AutoLoader
AutoLoader is a tool for automatically and incrementally ingesting new files from Cloud Storage (e.g. S3, ADLS), and can be run in batch or streaming modes.
If your "staging" dataset is just files in cloud storage, and not a Delta Lake table, then AutoLoader is the perfect and best solution for your use case.
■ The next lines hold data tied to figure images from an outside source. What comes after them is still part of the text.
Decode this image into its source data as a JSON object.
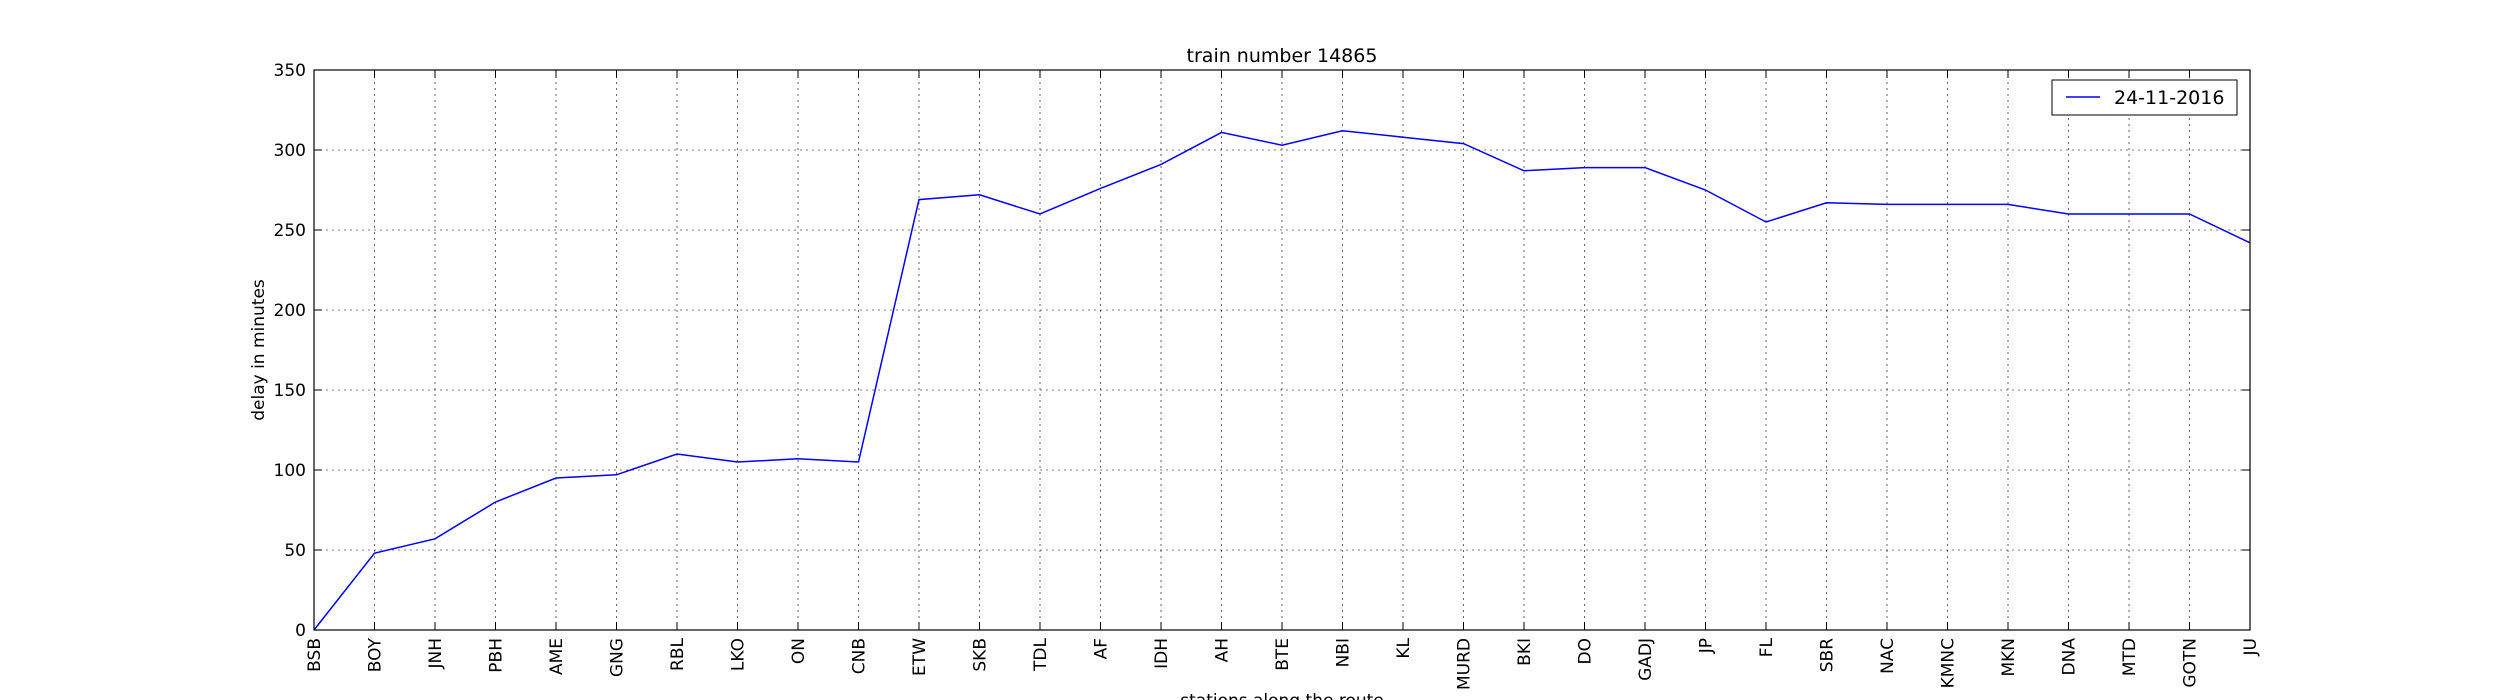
{
  "chart_data": {
    "type": "line",
    "title": "train number 14865",
    "xlabel": "stations along the route",
    "ylabel": "delay in minutes",
    "categories": [
      "BSB",
      "BOY",
      "JNH",
      "PBH",
      "AME",
      "GNG",
      "RBL",
      "LKO",
      "ON",
      "CNB",
      "ETW",
      "SKB",
      "TDL",
      "AF",
      "IDH",
      "AH",
      "BTE",
      "NBI",
      "KL",
      "MURD",
      "BKI",
      "DO",
      "GADJ",
      "JP",
      "FL",
      "SBR",
      "NAC",
      "KMNC",
      "MKN",
      "DNA",
      "MTD",
      "GOTN",
      "JU"
    ],
    "series": [
      {
        "name": "24-11-2016",
        "color": "#0000ff",
        "values": [
          0,
          48,
          57,
          80,
          95,
          97,
          110,
          105,
          107,
          105,
          269,
          272,
          260,
          276,
          291,
          311,
          303,
          312,
          308,
          304,
          287,
          289,
          289,
          275,
          255,
          267,
          266,
          266,
          266,
          260,
          260,
          260,
          242
        ]
      }
    ],
    "ylim": [
      0,
      350
    ],
    "yticks": [
      0,
      50,
      100,
      150,
      200,
      250,
      300,
      350
    ],
    "grid": true,
    "legend_position": "top-right"
  }
}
For example, if your daily staging data is in S3 and JSON format, you can use AutoLoader to create a batch job that ingests only new data and then shuts down, like so in PySpark:
spark.readStream.format("cloudFiles") \
.option("cloudFiles.format", "json") \
# The schema location directory keeps track of your data schema over time
.option("cloudFiles.schemaLocation", "s3://<path-to-store-schema>") \
.option("cloudFiles.inferColumnTypes", "true") \
.load("s3://<source-data-with-nested-json>") \
.writeStream \
.option("checkpointLocation", "s3://<path-to-checkpoint>") \
# The AvailableNow trigger will ingest new data as of now, then stop.
.trigger(availableNow=True) \
.toTable("<catalog>.<schema>.<table-to-append-to>")
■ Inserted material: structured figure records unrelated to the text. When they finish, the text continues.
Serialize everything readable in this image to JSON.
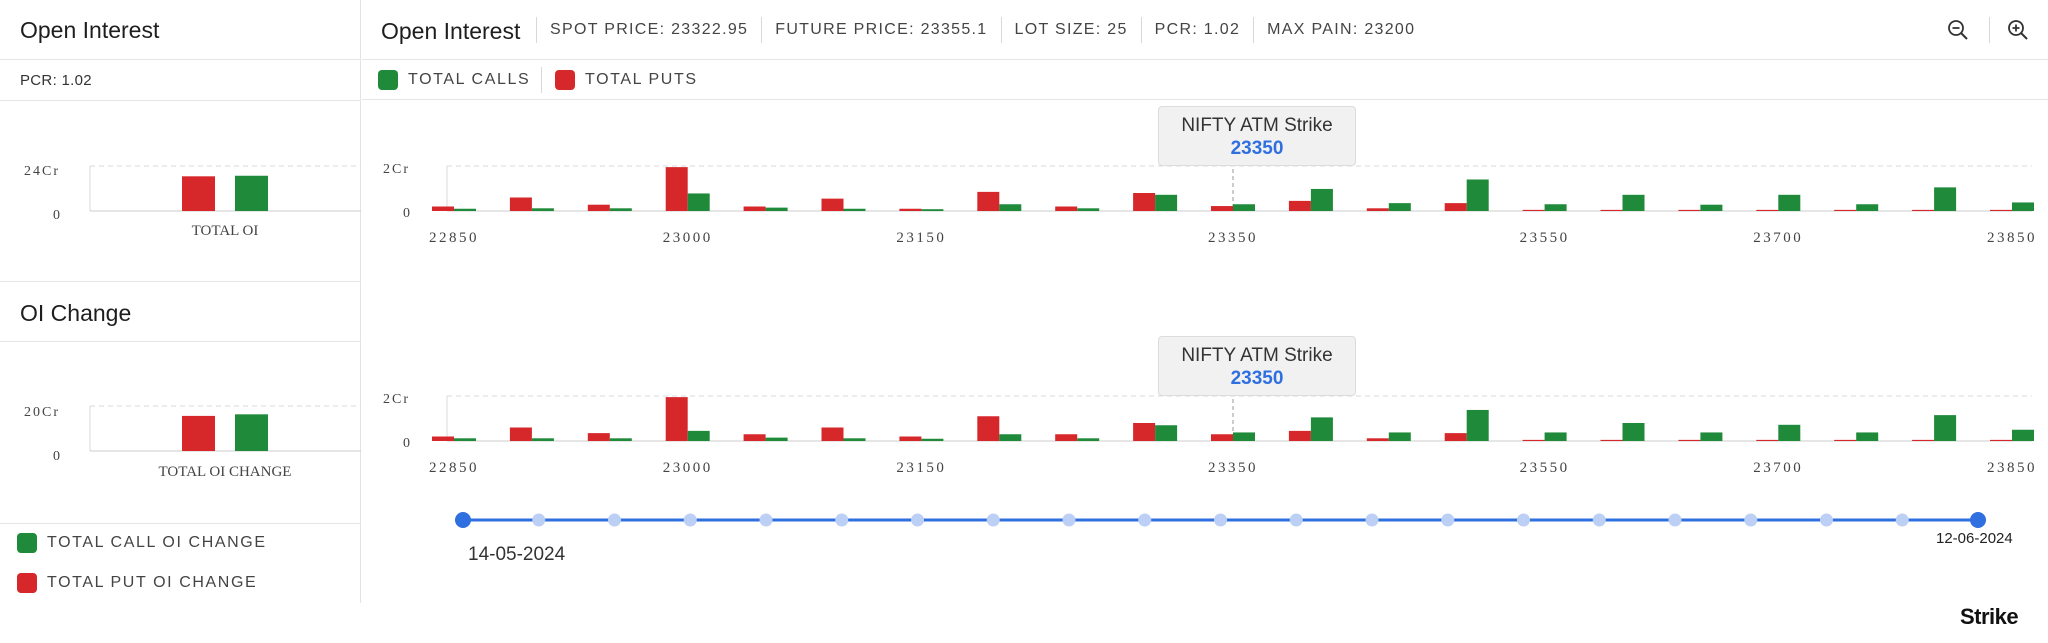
{
  "left": {
    "oi_title": "Open Interest",
    "pcr": "PCR: 1.02",
    "total_oi_chart": {
      "ytick_top": "24Cr",
      "ytick_zero": "0",
      "xlabel": "TOTAL OI",
      "ymax": 24,
      "puts": 18.5,
      "calls": 18.8
    },
    "oi_change_title": "OI Change",
    "oi_change_chart": {
      "ytick_top": "20Cr",
      "ytick_zero": "0",
      "xlabel": "TOTAL OI CHANGE",
      "ymax": 20,
      "puts": 15.6,
      "calls": 16.3
    },
    "legend": [
      {
        "label": "TOTAL CALL OI CHANGE",
        "color": "#1e8a3a"
      },
      {
        "label": "TOTAL PUT OI CHANGE",
        "color": "#d6272b"
      }
    ]
  },
  "header": {
    "title": "Open Interest",
    "stats": [
      "SPOT PRICE: 23322.95",
      "FUTURE PRICE: 23355.1",
      "LOT SIZE: 25",
      "PCR: 1.02",
      "MAX PAIN: 23200"
    ],
    "zoom_out_icon": "zoom-out-icon",
    "zoom_in_icon": "zoom-in-icon"
  },
  "legend": {
    "calls": "TOTAL CALLS",
    "puts": "TOTAL PUTS",
    "calls_color": "#1e8a3a",
    "puts_color": "#d6272b"
  },
  "tooltip": {
    "title": "NIFTY ATM Strike",
    "value": "23350"
  },
  "timeline": {
    "start_date": "14-05-2024",
    "end_date": "12-06-2024",
    "stops": 21,
    "accent": "#2f6fe0"
  },
  "brand": "Strike",
  "chart_data": [
    {
      "type": "bar",
      "ytick_top": "2Cr",
      "ytick_zero": "0",
      "ymax": 2,
      "atm_strike": 23350,
      "tick_labels": [
        "22850",
        "23000",
        "23150",
        "23350",
        "23550",
        "23700",
        "23850"
      ],
      "x": [
        22850,
        22900,
        22950,
        23000,
        23050,
        23100,
        23150,
        23200,
        23250,
        23300,
        23350,
        23400,
        23450,
        23500,
        23550,
        23600,
        23650,
        23700,
        23750,
        23800,
        23850
      ],
      "series": [
        {
          "name": "TOTAL PUTS",
          "color": "#d6272b",
          "values": [
            0.2,
            0.6,
            0.28,
            1.95,
            0.2,
            0.55,
            0.1,
            0.85,
            0.2,
            0.8,
            0.22,
            0.45,
            0.12,
            0.35,
            0.05,
            0.05,
            0.05,
            0.05,
            0.05,
            0.05,
            0.05
          ]
        },
        {
          "name": "TOTAL CALLS",
          "color": "#1e8a3a",
          "values": [
            0.1,
            0.12,
            0.12,
            0.78,
            0.15,
            0.1,
            0.08,
            0.3,
            0.12,
            0.72,
            0.3,
            0.98,
            0.35,
            1.4,
            0.3,
            0.72,
            0.28,
            0.72,
            0.3,
            1.05,
            0.38
          ]
        }
      ]
    },
    {
      "type": "bar",
      "ytick_top": "2Cr",
      "ytick_zero": "0",
      "ymax": 2,
      "atm_strike": 23350,
      "tick_labels": [
        "22850",
        "23000",
        "23150",
        "23350",
        "23550",
        "23700",
        "23850"
      ],
      "x": [
        22850,
        22900,
        22950,
        23000,
        23050,
        23100,
        23150,
        23200,
        23250,
        23300,
        23350,
        23400,
        23450,
        23500,
        23550,
        23600,
        23650,
        23700,
        23750,
        23800,
        23850
      ],
      "series": [
        {
          "name": "TOTAL PUTS",
          "color": "#d6272b",
          "values": [
            0.2,
            0.6,
            0.35,
            1.95,
            0.3,
            0.6,
            0.2,
            1.1,
            0.3,
            0.8,
            0.3,
            0.45,
            0.12,
            0.35,
            0.05,
            0.05,
            0.05,
            0.05,
            0.05,
            0.05,
            0.05
          ]
        },
        {
          "name": "TOTAL CALLS",
          "color": "#1e8a3a",
          "values": [
            0.12,
            0.12,
            0.12,
            0.45,
            0.15,
            0.12,
            0.1,
            0.3,
            0.12,
            0.7,
            0.38,
            1.05,
            0.38,
            1.38,
            0.38,
            0.8,
            0.38,
            0.72,
            0.38,
            1.15,
            0.5
          ]
        }
      ]
    }
  ]
}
Note: you can use this in a traditional Databricks Job/Workflow, or in a Delta Live Tables (DLT) pipeline. More on AutoLoader with DLT: https://docs.databricks.com/ingestion/auto-loader/dlt.html
dlt.read_stream()
The dlt.read_stream()
method is meant only for use if you're using Delta Live Tables (DLT) to create your ETL/ELT pipeline.
While AutoLoader is meant for ingesting files from cloud storage, dlt.read_stream()
is specifically for streaming reads from an existing Table in your lakehouse.
For example, a common implementation of Medallion Architecture is to do create multiple tables in a single DLT pipeline like so:
- Bronze: use AutoLoader to ingest raw files from cloud storage into a Delta table (the bronze)
- Silver (cleaned): use
dlt.read_stream()
to read from the Bronze table, do some data cleansing / normalizing, and write to another table (the silver)
- Gold (aggregates): use
dlt.read()
or dlt.read_stream()
to read from the Silver table(s) and create business level aggregations of the data (the gold)
dlt.create_streaming_live_table()
This method is specifically for combination with Delta Change Data Capture (CDC) within the Delta Live Tables framework. CDC is a feature for you to automatically capture changes (inserts, updates, deletes) that occur against a particular Delta Lake table. https://docs.databricks.com/delta-live-tables/python-ref.html#change-data-capture-with-python-in-delta-live-tables
Note: The create_target_table()
and create_streaming_live_table()
functions are deprecated. Databricks recommends updating existing code to use the create_streaming_table()
function.
Continued...
One last remark in response to this statement:
would need some kind of watermark to "remember" the point where the data was last read
This is one of the primary purposes of Spark Structured Streaming's checkpointing and you do not need to build any custom/bespoke solution to that problem.
See the AutoLoader example above; specifically the combination of the .option("checkpointLocation", "s3://<path-to-checkpoint>")
and .trigger(availableNow=True)
lines is what configures the streaming query to save checkpoints to some cloud storage location and only process data that is available as of the time the query starts.